This work addresses the limitation of tactile sensors, which only provide data upon contact and thus struggle to support planning and initial phases of manipulation tasks. To overcome this, the authors propose an end-to-end vision-to-tactile prediction framework that first reconstructs a 3D scene to extract local object meshes, encoding their geometric and surface properties into a viewpoint-invariant representation. Leveraging a Flow Matching generative model, the method predicts tactile images across varying viewpoints and different sensor instances. By effectively decoupling scene-dependent details, the approach significantly enhances sim-to-real transferability, demonstrating strong generalization to novel tactile sensors and real-world environments.

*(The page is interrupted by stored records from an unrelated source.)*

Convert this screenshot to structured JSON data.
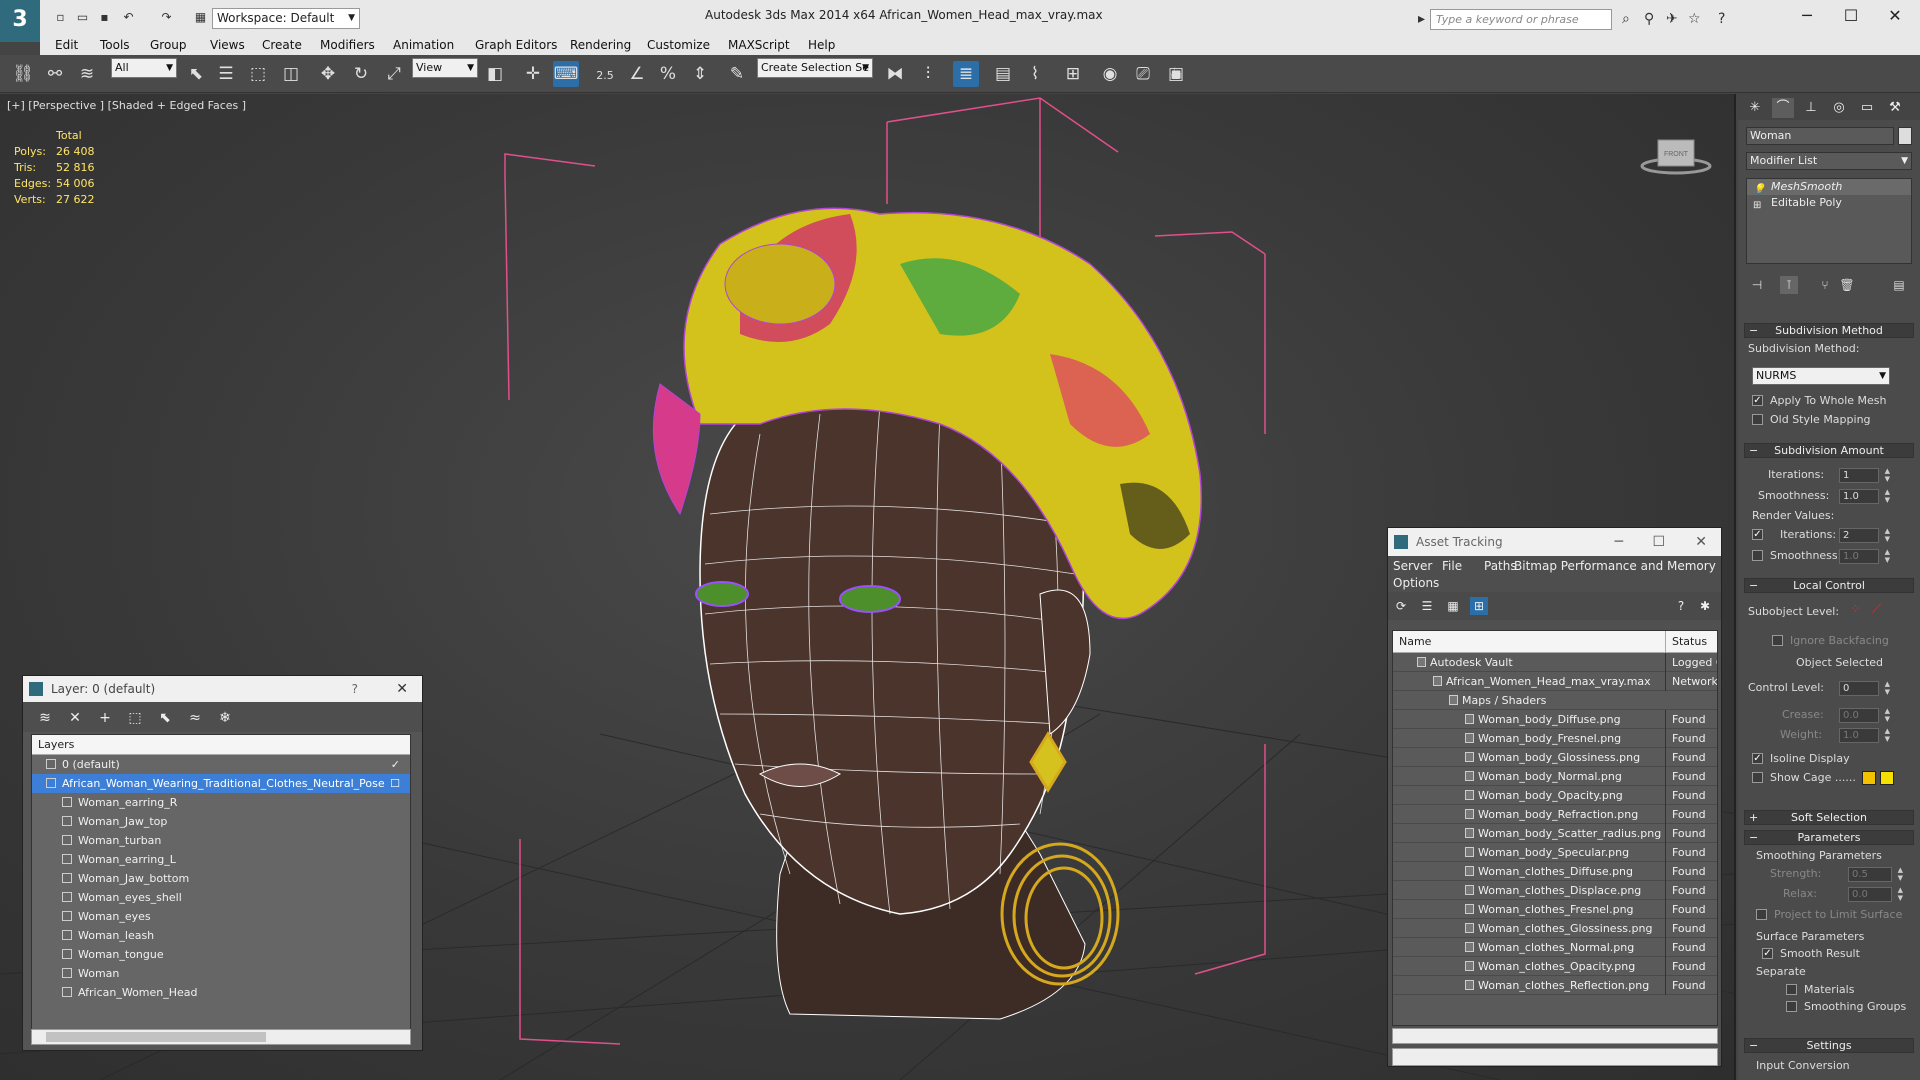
{
  "window": {
    "app_title": "Autodesk 3ds Max  2014 x64      African_Women_Head_max_vray.max",
    "workspace": "Workspace: Default",
    "search_placeholder": "Type a keyword or phrase"
  },
  "menu": [
    "Edit",
    "Tools",
    "Group",
    "Views",
    "Create",
    "Modifiers",
    "Animation",
    "Graph Editors",
    "Rendering",
    "Customize",
    "MAXScript",
    "Help"
  ],
  "toolbar": {
    "filter_select": "All",
    "ref_coord_select": "View",
    "snap_label": "2.5",
    "named_selection": "Create Selection Se"
  },
  "viewport": {
    "label": "[+] [Perspective ] [Shaded + Edged Faces ]",
    "stats_header": "Total",
    "stats": [
      {
        "k": "Polys:",
        "v": "26 408"
      },
      {
        "k": "Tris:",
        "v": "52 816"
      },
      {
        "k": "Edges:",
        "v": "54 006"
      },
      {
        "k": "Verts:",
        "v": "27 622"
      }
    ],
    "view_cube_label": "FRONT"
  },
  "layer_panel": {
    "title": "Layer: 0 (default)",
    "help": "?",
    "column_header": "Layers",
    "rows": [
      {
        "name": "0 (default)",
        "indent": 14,
        "checked": true,
        "selected": false
      },
      {
        "name": "African_Woman_Wearing_Traditional_Clothes_Neutral_Pose",
        "indent": 14,
        "checked": false,
        "selected": true
      },
      {
        "name": "Woman_earring_R",
        "indent": 30,
        "checked": false,
        "selected": false
      },
      {
        "name": "Woman_Jaw_top",
        "indent": 30,
        "checked": false,
        "selected": false
      },
      {
        "name": "Woman_turban",
        "indent": 30,
        "checked": false,
        "selected": false
      },
      {
        "name": "Woman_earring_L",
        "indent": 30,
        "checked": false,
        "selected": false
      },
      {
        "name": "Woman_Jaw_bottom",
        "indent": 30,
        "checked": false,
        "selected": false
      },
      {
        "name": "Woman_eyes_shell",
        "indent": 30,
        "checked": false,
        "selected": false
      },
      {
        "name": "Woman_eyes",
        "indent": 30,
        "checked": false,
        "selected": false
      },
      {
        "name": "Woman_leash",
        "indent": 30,
        "checked": false,
        "selected": false
      },
      {
        "name": "Woman_tongue",
        "indent": 30,
        "checked": false,
        "selected": false
      },
      {
        "name": "Woman",
        "indent": 30,
        "checked": false,
        "selected": false
      },
      {
        "name": "African_Women_Head",
        "indent": 30,
        "checked": false,
        "selected": false
      }
    ]
  },
  "asset_panel": {
    "title": "Asset Tracking",
    "menu": [
      "Server",
      "File",
      "Paths",
      "Bitmap Performance and Memory",
      "Options"
    ],
    "col_name": "Name",
    "col_status": "Status",
    "rows": [
      {
        "name": "Autodesk Vault",
        "indent": 30,
        "status": "Logged O"
      },
      {
        "name": "African_Women_Head_max_vray.max",
        "indent": 46,
        "status": "Network P"
      },
      {
        "name": "Maps / Shaders",
        "indent": 62,
        "status": ""
      },
      {
        "name": "Woman_body_Diffuse.png",
        "indent": 78,
        "status": "Found"
      },
      {
        "name": "Woman_body_Fresnel.png",
        "indent": 78,
        "status": "Found"
      },
      {
        "name": "Woman_body_Glossiness.png",
        "indent": 78,
        "status": "Found"
      },
      {
        "name": "Woman_body_Normal.png",
        "indent": 78,
        "status": "Found"
      },
      {
        "name": "Woman_body_Opacity.png",
        "indent": 78,
        "status": "Found"
      },
      {
        "name": "Woman_body_Refraction.png",
        "indent": 78,
        "status": "Found"
      },
      {
        "name": "Woman_body_Scatter_radius.png",
        "indent": 78,
        "status": "Found"
      },
      {
        "name": "Woman_body_Specular.png",
        "indent": 78,
        "status": "Found"
      },
      {
        "name": "Woman_clothes_Diffuse.png",
        "indent": 78,
        "status": "Found"
      },
      {
        "name": "Woman_clothes_Displace.png",
        "indent": 78,
        "status": "Found"
      },
      {
        "name": "Woman_clothes_Fresnel.png",
        "indent": 78,
        "status": "Found"
      },
      {
        "name": "Woman_clothes_Glossiness.png",
        "indent": 78,
        "status": "Found"
      },
      {
        "name": "Woman_clothes_Normal.png",
        "indent": 78,
        "status": "Found"
      },
      {
        "name": "Woman_clothes_Opacity.png",
        "indent": 78,
        "status": "Found"
      },
      {
        "name": "Woman_clothes_Reflection.png",
        "indent": 78,
        "status": "Found"
      }
    ]
  },
  "command_panel": {
    "object_name": "Woman",
    "modifier_list": "Modifier List",
    "stack": [
      "MeshSmooth",
      "Editable Poly"
    ],
    "subdivision_method_head": "Subdivision Method",
    "subdivision_method_label": "Subdivision Method:",
    "subdivision_method_value": "NURMS",
    "apply_whole_mesh": "Apply To Whole Mesh",
    "old_style_mapping": "Old Style Mapping",
    "subdivision_amount_head": "Subdivision Amount",
    "iterations_label": "Iterations:",
    "iterations_value": "1",
    "smoothness_label": "Smoothness:",
    "smoothness_value": "1.0",
    "render_values": "Render Values:",
    "render_iterations_label": "Iterations:",
    "render_iterations_value": "2",
    "render_smoothness_label": "Smoothness:",
    "render_smoothness_value": "1.0",
    "local_control_head": "Local Control",
    "subobject_level": "Subobject Level:",
    "ignore_backfacing": "Ignore Backfacing",
    "object_selected": "Object Selected",
    "control_level_label": "Control Level:",
    "control_level_value": "0",
    "crease_label": "Crease:",
    "crease_value": "0.0",
    "weight_label": "Weight:",
    "weight_value": "1.0",
    "isoline_display": "Isoline Display",
    "show_cage": "Show Cage ......",
    "cage_color_1": "#f2c200",
    "cage_color_2": "#f5e000",
    "soft_selection_head": "Soft Selection",
    "parameters_head": "Parameters",
    "smoothing_parameters": "Smoothing Parameters",
    "strength_label": "Strength:",
    "strength_value": "0.5",
    "relax_label": "Relax:",
    "relax_value": "0.0",
    "project_limit": "Project to Limit Surface",
    "surface_parameters": "Surface Parameters",
    "smooth_result": "Smooth Result",
    "separate": "Separate",
    "materials": "Materials",
    "smoothing_groups": "Smoothing Groups",
    "settings_head": "Settings",
    "input_conversion": "Input Conversion"
  },
  "colors": {
    "stats_yellow": "#ffe566",
    "selection_blue": "#3d7fd6",
    "gizmo_pink": "#e0508a"
  }
}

Furthermore, it successfully enables downstream tasks such as grasp stability prediction.

Tactile sensation is essential for contact-rich manipulation tasks. It provides direct feedback on object geometry, surface properties, and interaction forces, enhancing perception and enabling fine-grained control. An inherent limitation of tactile sensors is that readings are available only when an object is touched. This precludes their use during planning and the initial execution phase of a task. Predicting tactile information from visual information can bridge this gap. A common approach is to learn a direct mapping from camera images to the output of vision-based tactile sensors. However, the resulting model will depend strongly on the specific setup and on how well the camera can capture the area where an object is touched. In this work, we introduce FlowTouch, a novel model for view-invariant visuo-tactile prediction. Our key idea is to use an object's local 3D mesh to encode rich information for predicting tactile patterns while abstracting away from scene-dependent details. FlowTouch integrates scene reconstruction and Flow Matching-based models for image generation. Our results show that FlowTouch is able to bridge the sim-to-real gap and generalize to new sensor instances. We further show that the resulting tactile images can be used for downstream grasp stability prediction. Our code, datasets and videos are available at https://flowtouch.github.io/